Cannon's Monday decision will almost certainly be appealed to the 11th Circuit Court of Appeals and, after that, could be taken up by the US Supreme Court.

The legality of Justice Department special counsels has been the subject of some debate over the past two decades. The statute that governed the so-called independent counsels during the Iran-Contra affair during Ronald Reagan's presidency and the Whitewater controversy during Bill Clinton's presidency expired in 1999. Since then, the US Attorney General has appointed special counsels with less authority while relying on internal Justice Department regulations.

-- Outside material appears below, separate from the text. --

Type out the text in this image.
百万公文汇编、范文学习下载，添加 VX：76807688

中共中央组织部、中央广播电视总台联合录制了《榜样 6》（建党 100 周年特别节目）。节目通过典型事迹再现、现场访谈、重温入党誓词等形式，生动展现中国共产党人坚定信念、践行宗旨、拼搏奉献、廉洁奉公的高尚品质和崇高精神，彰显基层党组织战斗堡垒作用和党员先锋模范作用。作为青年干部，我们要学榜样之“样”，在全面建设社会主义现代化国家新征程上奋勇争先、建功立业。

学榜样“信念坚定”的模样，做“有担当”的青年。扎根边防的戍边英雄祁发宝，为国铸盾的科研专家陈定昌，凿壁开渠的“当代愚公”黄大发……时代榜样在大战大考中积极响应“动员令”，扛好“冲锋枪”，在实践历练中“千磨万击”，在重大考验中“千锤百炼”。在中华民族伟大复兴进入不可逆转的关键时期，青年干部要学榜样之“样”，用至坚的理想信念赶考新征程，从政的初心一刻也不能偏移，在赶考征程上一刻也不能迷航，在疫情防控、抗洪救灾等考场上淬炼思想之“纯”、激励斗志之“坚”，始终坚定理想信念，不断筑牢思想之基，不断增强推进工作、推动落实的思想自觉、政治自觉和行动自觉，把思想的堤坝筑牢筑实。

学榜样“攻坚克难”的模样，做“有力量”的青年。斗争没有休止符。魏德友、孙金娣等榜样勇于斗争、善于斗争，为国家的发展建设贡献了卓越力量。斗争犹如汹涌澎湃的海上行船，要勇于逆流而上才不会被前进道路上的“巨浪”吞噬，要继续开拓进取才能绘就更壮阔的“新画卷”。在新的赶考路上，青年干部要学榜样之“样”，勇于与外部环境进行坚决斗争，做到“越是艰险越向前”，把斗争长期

Defense lawyers in special counsel investigations have routinely argued the appointment of these newer special counsels is unconstitutional. Special counsels can empanel grand juries and bring indictments in any district in the country, effectively making them the kind of "Officer of the United States" as described by the Constitution's Appointments Clause that needs to be funded and given powers by Congress, they argue. This Justice Department has argued that the arrangement is permissible because special counsels are appointed and overseen by the Attorney General, who does have those powers.

In her ruling, Cannon took a broadside at the executive branch at large, writing that federal agencies in general should be cautious of appointing special counsels under their own internal regulations.

"In the end, it seems the Executive's growing comfort in appointing 'regulatory' special counsels in the more recent era has followed an ad hoc pattern with little judicial scrutiny," she wrote.

When the US Supreme Court heard arguments on presidential immunity earlier this year, some legal groups and Trump's allies urged the court to consider special counsels as well.

The Supreme Court ultimately didn't hear arguments on the issue — although it found sweeping presidential immunity powers in criminal cases — but Supreme Court Justice Clarence Thomas wrote in a concurring opinion that he would find many types of special counsels unconstitutional.

None of the other eight justices signed onto Thomas's opinion. And lower courts have routinely upheld the legality of special counsels in cases involving Robert Mueller and others.

Cannon's decision may end up being good news for Hunter Biden, who was convicted of gun-related crimes last month in a case brought by Special Counsel David Weiss. His lawyers had signaled that, on appeal, they would challenge the legality of appointing a special counsel in the first place.

This story is breaking and will be updated.